For 1), using Taylor's theorem with Lagrange's remainder for $\log$ around $1$, you get that there exist $x _n \in (1 - \frac 1 n , 1)$ such that $\log (1 - \frac 1 n) = \log 1 + \frac {\log ^{(1)} 1} {1} (-\frac 1 n) + \frac {\log ^{(2)} x _n} {2} (- \frac 1 n)^2 = - \frac 1 n - \frac 1 {2 x_n ^2 n^2}$, therefore $- \log (1 - \frac 1 n) = \frac 1 n + \frac {\theta _n} {2 n^2}$ where $\theta _n = \frac 1 {x_n ^2}$.

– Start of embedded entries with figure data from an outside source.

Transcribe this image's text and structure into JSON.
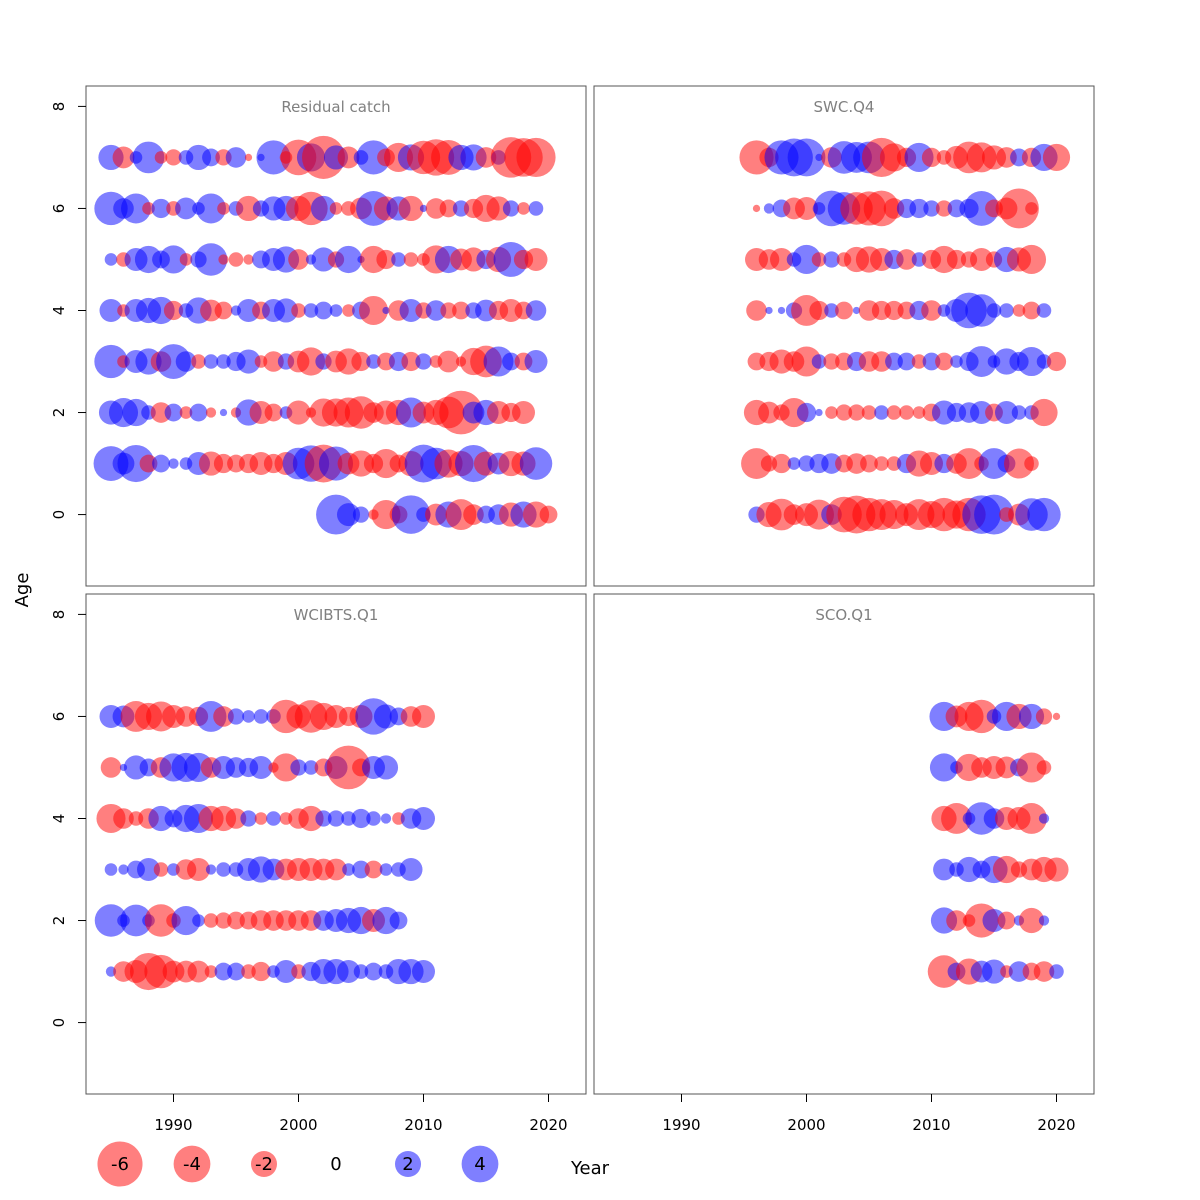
{
  "chart_data": {
    "type": "scatter",
    "subtype": "bubble",
    "xlabel": "Year",
    "ylabel": "Age",
    "xlim": [
      1983,
      2023
    ],
    "ylim": [
      -1.4,
      8.4
    ],
    "x_ticks": [
      1990,
      2000,
      2010,
      2020
    ],
    "y_ticks": [
      0,
      2,
      4,
      6,
      8
    ],
    "colors": {
      "positive": "#0000FF",
      "negative": "#FF0000",
      "opacity": 0.5
    },
    "legend": {
      "position": "bottom-left",
      "values": [
        -6,
        -4,
        -2,
        0,
        2,
        4
      ],
      "labels": [
        "-6",
        "-4",
        "-2",
        "0",
        "2",
        "4"
      ]
    },
    "panels": [
      {
        "title": "Residual catch",
        "year_start": 1985,
        "ages": [
          {
            "age": 7,
            "values": [
              1.2,
              -0.9,
              0.3,
              1.9,
              -0.3,
              -0.5,
              0.4,
              1.2,
              0.6,
              -0.5,
              0.8,
              -0.1,
              0.1,
              2.2,
              -0.3,
              -2.4,
              1.5,
              -3.5,
              1.1,
              -0.9,
              0.4,
              2.2,
              -0.6,
              -1.6,
              1.3,
              -2.1,
              -2.5,
              -2.3,
              1.2,
              1.3,
              -0.8,
              0.4,
              -3.1,
              -2.8,
              -2.9
            ]
          },
          {
            "age": 6,
            "values": [
              2.1,
              0.8,
              1.7,
              -0.3,
              0.7,
              -0.4,
              0.9,
              0.3,
              1.7,
              -0.3,
              0.4,
              -1.2,
              0.5,
              1.1,
              1.2,
              -1.2,
              -2.1,
              1.2,
              -0.3,
              -0.4,
              -0.9,
              2.3,
              -1.1,
              1.1,
              -1.2,
              0.1,
              -0.8,
              -0.6,
              0.5,
              -0.7,
              -1.4,
              -1.1,
              0.5,
              -0.3,
              0.4
            ]
          },
          {
            "age": 5,
            "values": [
              0.3,
              -0.4,
              1.0,
              1.4,
              0.6,
              1.5,
              -0.3,
              0.5,
              2.0,
              -0.2,
              -0.4,
              -0.2,
              0.6,
              1.0,
              1.3,
              -0.8,
              0.2,
              1.1,
              -0.5,
              1.4,
              0.1,
              -1.4,
              -0.7,
              0.4,
              -0.4,
              -0.3,
              -1.5,
              1.4,
              -0.9,
              -1.1,
              0.7,
              -1.2,
              2.3,
              -0.7,
              -1.0
            ]
          },
          {
            "age": 4,
            "values": [
              1.0,
              -0.3,
              1.0,
              1.2,
              1.4,
              -0.7,
              0.4,
              1.3,
              -0.9,
              -0.6,
              0.2,
              1.0,
              -0.6,
              1.0,
              1.1,
              -0.4,
              0.4,
              0.6,
              0.3,
              -0.3,
              0.6,
              -1.6,
              0.1,
              -0.8,
              1.0,
              -0.5,
              0.8,
              -0.5,
              -0.6,
              0.5,
              0.9,
              -0.7,
              -1.0,
              -0.6,
              0.8
            ]
          },
          {
            "age": 3,
            "values": [
              2.1,
              -0.3,
              1.0,
              1.3,
              -0.8,
              2.3,
              0.8,
              -0.4,
              0.4,
              0.4,
              0.7,
              1.1,
              -0.3,
              -0.8,
              0.5,
              -0.9,
              -1.5,
              0.5,
              -0.9,
              -1.3,
              -0.7,
              0.4,
              -0.6,
              0.7,
              -0.7,
              0.5,
              -0.3,
              -0.9,
              -0.2,
              -1.4,
              -1.9,
              1.7,
              0.6,
              -0.6,
              1.0
            ]
          },
          {
            "age": 2,
            "values": [
              1.1,
              1.6,
              1.4,
              0.4,
              -0.8,
              0.6,
              -0.3,
              0.6,
              -0.2,
              0.1,
              -0.2,
              1.3,
              -1.0,
              -0.6,
              0.3,
              -1.1,
              -0.2,
              -1.5,
              -1.5,
              -1.7,
              -2.0,
              -0.8,
              -1.1,
              -1.2,
              1.7,
              -0.9,
              -1.2,
              -1.9,
              -3.6,
              0.9,
              1.2,
              -1.0,
              -0.7,
              -1.0
            ]
          },
          {
            "age": 1,
            "values": [
              2.3,
              0.9,
              2.6,
              -0.6,
              0.6,
              0.2,
              0.3,
              1.0,
              -1.1,
              -0.7,
              -0.6,
              -0.7,
              -1.0,
              -0.7,
              -1.0,
              1.9,
              2.5,
              -2.7,
              2.2,
              -0.9,
              -1.3,
              -0.7,
              -1.6,
              -0.6,
              -1.2,
              2.7,
              1.9,
              -1.5,
              -1.2,
              2.6,
              -1.1,
              0.9,
              -1.2,
              -1.1,
              2.0
            ]
          },
          {
            "age": 0,
            "values": [
              null,
              null,
              null,
              null,
              null,
              null,
              null,
              null,
              null,
              null,
              null,
              null,
              null,
              null,
              null,
              null,
              null,
              null,
              3.0,
              1.0,
              0.5,
              -0.2,
              -1.6,
              -0.6,
              2.8,
              0.4,
              -0.9,
              1.3,
              -1.8,
              -0.8,
              0.6,
              0.8,
              -1.1,
              1.3,
              -1.3,
              -0.6
            ]
          }
        ]
      },
      {
        "title": "SWC.Q4",
        "year_start": 1996,
        "ages": [
          {
            "age": 7,
            "values": [
              -2.2,
              -0.7,
              2.2,
              2.7,
              2.7,
              0.1,
              -0.8,
              2.0,
              1.8,
              1.9,
              -2.9,
              -1.5,
              -0.7,
              1.6,
              -0.7,
              -0.4,
              -1.0,
              -1.9,
              -1.7,
              -1.1,
              -0.8,
              0.6,
              -0.7,
              1.4,
              -1.4
            ]
          },
          {
            "age": 6,
            "values": [
              -0.1,
              0.2,
              0.6,
              -0.9,
              -1.0,
              0.3,
              2.4,
              2.0,
              -2.0,
              -2.2,
              -2.4,
              -0.8,
              0.7,
              0.7,
              0.5,
              -0.5,
              0.6,
              0.7,
              2.3,
              -0.6,
              -0.9,
              -3.0,
              -0.3
            ]
          },
          {
            "age": 5,
            "values": [
              -1.0,
              -0.8,
              -1.0,
              0.4,
              1.6,
              -0.4,
              0.5,
              -0.4,
              -1.2,
              -1.3,
              -1.0,
              0.7,
              -0.8,
              0.4,
              -0.7,
              -1.4,
              -0.7,
              -0.5,
              -1.0,
              -0.5,
              1.2,
              -1.1,
              -1.6
            ]
          },
          {
            "age": 4,
            "values": [
              -0.8,
              0.1,
              0.1,
              0.5,
              -1.8,
              -0.7,
              0.4,
              -0.6,
              0.1,
              -0.8,
              -0.7,
              -0.7,
              -0.6,
              0.7,
              -0.8,
              0.3,
              1.0,
              2.4,
              2.0,
              0.4,
              0.4,
              -0.3,
              -0.6,
              0.4
            ]
          },
          {
            "age": 3,
            "values": [
              -0.6,
              -0.7,
              -1.1,
              -0.8,
              -1.7,
              0.4,
              -0.5,
              -0.6,
              0.7,
              -0.8,
              -0.8,
              0.6,
              0.6,
              -0.4,
              0.6,
              -0.6,
              0.3,
              0.7,
              1.8,
              0.3,
              1.3,
              0.7,
              1.6,
              0.4,
              -0.7
            ]
          },
          {
            "age": 2,
            "values": [
              -1.2,
              -0.9,
              -0.5,
              -1.6,
              0.7,
              0.1,
              -0.3,
              -0.5,
              -0.5,
              -0.4,
              0.4,
              -0.4,
              -0.4,
              -0.3,
              -0.6,
              1.1,
              0.7,
              0.8,
              1.0,
              -0.6,
              1.0,
              0.4,
              0.4,
              -1.4
            ]
          },
          {
            "age": 1,
            "values": [
              -1.8,
              -0.5,
              -0.7,
              0.3,
              0.5,
              0.7,
              0.8,
              -0.6,
              -0.8,
              -0.6,
              -0.4,
              -0.4,
              0.7,
              -1.3,
              -1.0,
              0.7,
              -0.8,
              -1.8,
              -0.4,
              1.8,
              0.6,
              -1.7,
              -0.4
            ]
          },
          {
            "age": 0,
            "values": [
              0.5,
              -1.2,
              -1.9,
              -0.8,
              -1.0,
              -1.7,
              0.8,
              -2.4,
              -2.7,
              -2.1,
              -1.8,
              -1.6,
              -1.0,
              -1.8,
              -1.4,
              -2.1,
              -1.5,
              -2.1,
              2.8,
              3.0,
              -0.4,
              -0.9,
              2.0,
              2.1
            ]
          }
        ]
      },
      {
        "title": "WCIBTS.Q1",
        "year_start": 1985,
        "ages": [
          {
            "age": 6,
            "values": [
              1.0,
              0.9,
              -1.8,
              -1.4,
              -1.7,
              -1.0,
              -0.8,
              -0.7,
              1.8,
              -0.8,
              0.5,
              0.3,
              0.4,
              0.4,
              -2.1,
              -1.1,
              -2.0,
              -1.4,
              -1.0,
              -0.7,
              -1.0,
              2.5,
              1.1,
              0.6,
              -0.8,
              -1.0
            ]
          },
          {
            "age": 5,
            "values": [
              -0.8,
              0.1,
              1.1,
              0.6,
              -0.8,
              1.5,
              1.6,
              1.6,
              -0.8,
              1.0,
              0.8,
              0.7,
              1.0,
              -0.2,
              -1.5,
              0.5,
              0.4,
              -0.6,
              1.0,
              -3.6,
              -0.6,
              1.0,
              1.1
            ]
          },
          {
            "age": 4,
            "values": [
              -1.6,
              -0.8,
              -0.4,
              -0.8,
              1.2,
              0.6,
              1.4,
              1.6,
              -1.2,
              -1.2,
              -0.8,
              0.5,
              -0.3,
              0.4,
              -0.3,
              -0.8,
              -1.2,
              0.5,
              0.5,
              0.4,
              0.7,
              0.4,
              0.2,
              -0.3,
              0.8,
              1.0
            ]
          },
          {
            "age": 3,
            "values": [
              0.3,
              0.2,
              0.6,
              1.0,
              -0.4,
              0.3,
              -0.8,
              -1.0,
              0.2,
              0.4,
              0.4,
              1.0,
              1.3,
              0.9,
              -0.9,
              -1.0,
              -1.0,
              -0.9,
              -0.9,
              0.3,
              0.6,
              -0.6,
              0.3,
              0.4,
              1.0
            ]
          },
          {
            "age": 2,
            "values": [
              2.0,
              0.3,
              1.9,
              0.3,
              -2.0,
              -0.4,
              1.6,
              0.3,
              -0.4,
              -0.5,
              -0.6,
              -0.6,
              -0.8,
              -0.8,
              -0.8,
              -0.8,
              -0.8,
              0.8,
              1.0,
              1.2,
              1.4,
              -1.0,
              1.4,
              0.6
            ]
          },
          {
            "age": 1,
            "values": [
              0.2,
              -0.8,
              -1.0,
              -2.6,
              -2.1,
              -0.9,
              -0.9,
              -0.9,
              -0.3,
              0.6,
              0.6,
              -0.4,
              -0.7,
              0.3,
              1.0,
              -0.4,
              0.7,
              1.2,
              1.2,
              1.0,
              0.4,
              0.6,
              0.4,
              1.2,
              1.2,
              1.0
            ]
          }
        ]
      },
      {
        "title": "SCO.Q1",
        "year_start": 2011,
        "ages": [
          {
            "age": 6,
            "values": [
              1.6,
              -0.9,
              -1.6,
              -2.1,
              0.4,
              1.6,
              -1.2,
              1.2,
              -0.5,
              -0.1
            ]
          },
          {
            "age": 5,
            "values": [
              1.5,
              0.3,
              -1.4,
              -0.8,
              -1.0,
              -0.9,
              0.6,
              -1.7,
              -0.4
            ]
          },
          {
            "age": 4,
            "values": [
              -1.2,
              -1.8,
              0.3,
              2.0,
              0.8,
              -1.0,
              -1.0,
              -1.8,
              0.2
            ]
          },
          {
            "age": 3,
            "values": [
              0.9,
              0.4,
              1.2,
              0.6,
              1.4,
              -1.4,
              -0.5,
              -0.9,
              -1.2,
              -1.1
            ]
          },
          {
            "age": 2,
            "values": [
              1.3,
              -0.8,
              -0.3,
              -2.2,
              1.0,
              -0.6,
              0.2,
              -1.2,
              0.2
            ]
          },
          {
            "age": 1,
            "values": [
              -2.0,
              0.6,
              -1.3,
              0.9,
              1.1,
              -0.3,
              0.8,
              -0.6,
              -0.8,
              0.4
            ]
          }
        ]
      }
    ]
  }
}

Since $1 - \frac 1 n < x_n < 1$, then $(1 - \frac 1 n)^2 < x_n ^2 < 1$, so $\frac 1 {(1 - \frac 1 n)^2} > \theta _n > 1$. This shows that $\theta _n > 1$, as required.
For 2), the above inequality shows that $\theta _n$ converges (by the squeeze theorem), so taking $\lim \limits _{n \to \infty}$ in it you get $1 \ge \lim \limits _{n \to \infty} \theta _n \ge 1$, so the required limit is $1$.